28 de julho de 2010

Dom.

Acredito que amor de mãe, quando assim existe, é perfeito em si.
Aquele sem mentiras, incondicional, com todos os seus erros.
Mãe; tu és perfeita em teus caminhos.

25 de julho de 2010

Ela bailarina, ele personagem.

Ela bailava pelo palco, deixando seus rastros, expressando sorrisos, a delicadeza de seus gestos e o amor em seu coração. Um dia encontrou um outro personagem, que se dizia ser meio esquecido, meio sem memórias, e apenas com algumas lembranças mal recordadas. Ela o convidou para dançar. Ele consentiu, e começaram a valsar. Ela lhe deu a mão, ele pegou em sua cintura. Os olhares se cruzaram e se entenderam então. A música que começara a tocar era a mais bela: livre de mentiras ou traição. Ela jamais terminou.
Começaram assim a escrever páginas de um livro sem título nem pudor, onde ficavam registradas a saudade mais linda, a amizade mais sincera, os sorrisos mais bonitos, as poesias das manhãs, o carinho na pele, os versos das noites sem estrelas, o cafuné, o violão, o cantar... o coração.
A bailarina era atriz no palco, e precisava de seu personagem para cuidar dela quando ficava sozinha, ou triste, ou doente. O personagem sabia cuidar da bailarina, e a fazia amanhecer brilhando, vivendo a vida mais leve, tirando a sua dor. Era um cuidado sem forma, sem cor, nem explicação. Mas era o único que a fazia bem. O cuidado também ficava no livro que eles criaram em si, do ré mi fá.
O palco parece pequeno sem o teu cuidado. Sem seu personagem, a bailarina atriz não fica de pé.
De todas as formas de atuar, ela encontrara a mais bela. E quando o cenário se fazia frio, ele a levava pra dormir num só colchão, e a guardava com ele. Ela, ele e a imensidão.
E eles sonhavam que brincavam na roda-gigante de esconde-esconde. Ele às vezes contava histórias para que ela dormisse feliz. E quando ele dormia, ela acordava e guardava todas as suas cores. O seu cheiro e o seu ninar. Eles perto da imensidão se faziam tão pequenos... mas eram gigantes no coração. Ele guardou pra ela o amor que nunca soube dar, e ela, aquele que nunca entregou nem repartiu.
A peça então era a mais bonita, toda feita com folia, alegria e inspiração.

23 de julho de 2010

Em si, mistério. A vida. Ah...vida!

De um lado eu via aquela criança com olhos gigantes e curiosos. Fixos em qualquer lugar , qualquer pessoa, qualquer coisa que se apresentasse como mistério.
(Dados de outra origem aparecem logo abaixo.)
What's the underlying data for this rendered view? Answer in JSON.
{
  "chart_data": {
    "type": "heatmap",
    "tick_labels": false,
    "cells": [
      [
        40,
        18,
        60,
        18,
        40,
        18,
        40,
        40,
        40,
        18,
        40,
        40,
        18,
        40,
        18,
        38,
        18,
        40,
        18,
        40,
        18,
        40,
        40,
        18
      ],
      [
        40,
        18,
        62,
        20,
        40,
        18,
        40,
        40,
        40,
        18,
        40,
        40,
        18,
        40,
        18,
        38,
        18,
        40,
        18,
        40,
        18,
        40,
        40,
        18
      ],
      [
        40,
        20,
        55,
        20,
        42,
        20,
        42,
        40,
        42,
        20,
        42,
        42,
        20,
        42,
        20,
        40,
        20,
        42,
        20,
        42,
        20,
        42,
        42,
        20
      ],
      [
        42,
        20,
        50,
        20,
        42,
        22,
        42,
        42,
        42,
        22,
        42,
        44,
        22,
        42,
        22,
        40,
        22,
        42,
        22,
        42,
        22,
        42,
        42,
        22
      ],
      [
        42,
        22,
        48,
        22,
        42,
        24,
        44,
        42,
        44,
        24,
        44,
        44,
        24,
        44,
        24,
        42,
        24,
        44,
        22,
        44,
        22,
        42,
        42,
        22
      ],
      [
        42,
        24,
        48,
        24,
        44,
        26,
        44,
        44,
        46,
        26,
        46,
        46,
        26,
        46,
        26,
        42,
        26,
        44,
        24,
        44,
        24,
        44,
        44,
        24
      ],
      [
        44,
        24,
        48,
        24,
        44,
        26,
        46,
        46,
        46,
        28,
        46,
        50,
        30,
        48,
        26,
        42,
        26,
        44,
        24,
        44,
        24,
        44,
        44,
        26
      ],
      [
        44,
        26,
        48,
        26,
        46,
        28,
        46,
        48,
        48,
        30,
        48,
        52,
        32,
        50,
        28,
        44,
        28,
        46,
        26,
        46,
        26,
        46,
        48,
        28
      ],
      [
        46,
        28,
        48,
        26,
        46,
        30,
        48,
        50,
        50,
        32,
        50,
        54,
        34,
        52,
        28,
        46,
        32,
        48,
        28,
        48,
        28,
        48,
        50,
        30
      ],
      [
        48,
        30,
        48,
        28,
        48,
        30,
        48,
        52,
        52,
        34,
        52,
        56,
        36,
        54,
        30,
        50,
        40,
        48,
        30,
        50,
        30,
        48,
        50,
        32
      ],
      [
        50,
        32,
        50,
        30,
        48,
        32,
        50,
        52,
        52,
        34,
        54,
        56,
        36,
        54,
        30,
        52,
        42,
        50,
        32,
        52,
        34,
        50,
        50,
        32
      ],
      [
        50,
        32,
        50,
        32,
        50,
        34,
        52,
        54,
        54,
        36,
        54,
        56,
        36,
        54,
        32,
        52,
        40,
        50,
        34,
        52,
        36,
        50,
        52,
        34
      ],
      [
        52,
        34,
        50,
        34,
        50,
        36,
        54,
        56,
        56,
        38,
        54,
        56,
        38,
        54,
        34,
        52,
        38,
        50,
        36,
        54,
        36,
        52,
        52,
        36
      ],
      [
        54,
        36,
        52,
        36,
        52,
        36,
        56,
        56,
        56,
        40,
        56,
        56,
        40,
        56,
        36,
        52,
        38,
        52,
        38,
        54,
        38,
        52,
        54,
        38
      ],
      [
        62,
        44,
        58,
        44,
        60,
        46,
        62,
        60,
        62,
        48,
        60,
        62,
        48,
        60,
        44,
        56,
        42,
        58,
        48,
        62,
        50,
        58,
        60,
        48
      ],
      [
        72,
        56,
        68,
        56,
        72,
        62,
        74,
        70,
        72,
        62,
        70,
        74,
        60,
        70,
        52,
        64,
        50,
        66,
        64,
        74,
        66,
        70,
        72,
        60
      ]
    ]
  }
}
Aquela mão que de tão pequena só era capaz de segurar meus dedos, aquele cabelo liso e ralo, e aquele corpo tão frágil... Aquele cheiro que só essas pequenas criaturas têm.
Do outro, aquele corpo frágil e também aquele cabelo ralo, mas desta vez acompanhados de rugas, marcas de expressões, cicatrizes e muitas histórias. Por onde será que essa mulher já passou, e quais será as sensações que ela sentiu? Será que já teve um grande amor? E sofrimentos....será que já sentiu alguma vez o que é a dor? Filhos, quantos filhos? E netos, será que também tem? E da vida, o que ela aprendeu? Experiência deve sobrar... mas e paciência? Ah, aquele sorriso demonstrava tanta tranquilidade e alegria, a meio de dores no corpo, por já ser velho, e a falta de descanso tão merecido. Será que o coração dela sempre foi assim, bondoso? Imagino uma mulher muito segura e confiante, rígida, e ao mesmo tempo admirável. Isso me faz sorrir.
Logo depois encontro um homem e procuro em suas feições e seu jeito algo que pudesse lembrar meu pai. Aquele cabelo branco, aqueles olhos marejados e escuros, aquele sorriso, aquele tom de voz, aquelas palavras... não, não consegui. Talvez aquelas marcas em seu rosto e o seu jeito brincalhão já tenha ficado um pouco menos nítido para mim. Mas a saudade surgiu, e a recordação de alguns de seus gestos também.
Continuei a olhar curiosa para aquele homem enquanto falava, e percebi que estava agindo como aquela criança com olhos gigantes. Percebi que um dia também vou ter rugas e um corpo frágil novamente, talvez algumas dores e com certeza a história de um grande amor. E quem sabe muitos filhos e muitos netos que aos domingos irão me visitar. Mas o mais importante é que, ao meio de tantas marcas e dor, exista vida e alegria no sorriso. Que haja muitos sorrisos e o coração bondoso, como o da velha que a criança olhava curiosa, aquela velha que apresentava um mistério em seu ser. Assim como é a vida.

18 de julho de 2010

A casinha de cobertor.

O menino, a menina, o violão.
O canto, e a voz mais bonita. A voz do coração.
Ele cantou pra ela, ela cantou pra ele, os dois cantaram juntos...!
Os dois sorriam, os olhos brilhavam, o tempo parara e a dor também.
Encanto era o momento que se fazia e que eles nem acreditavam que existiria.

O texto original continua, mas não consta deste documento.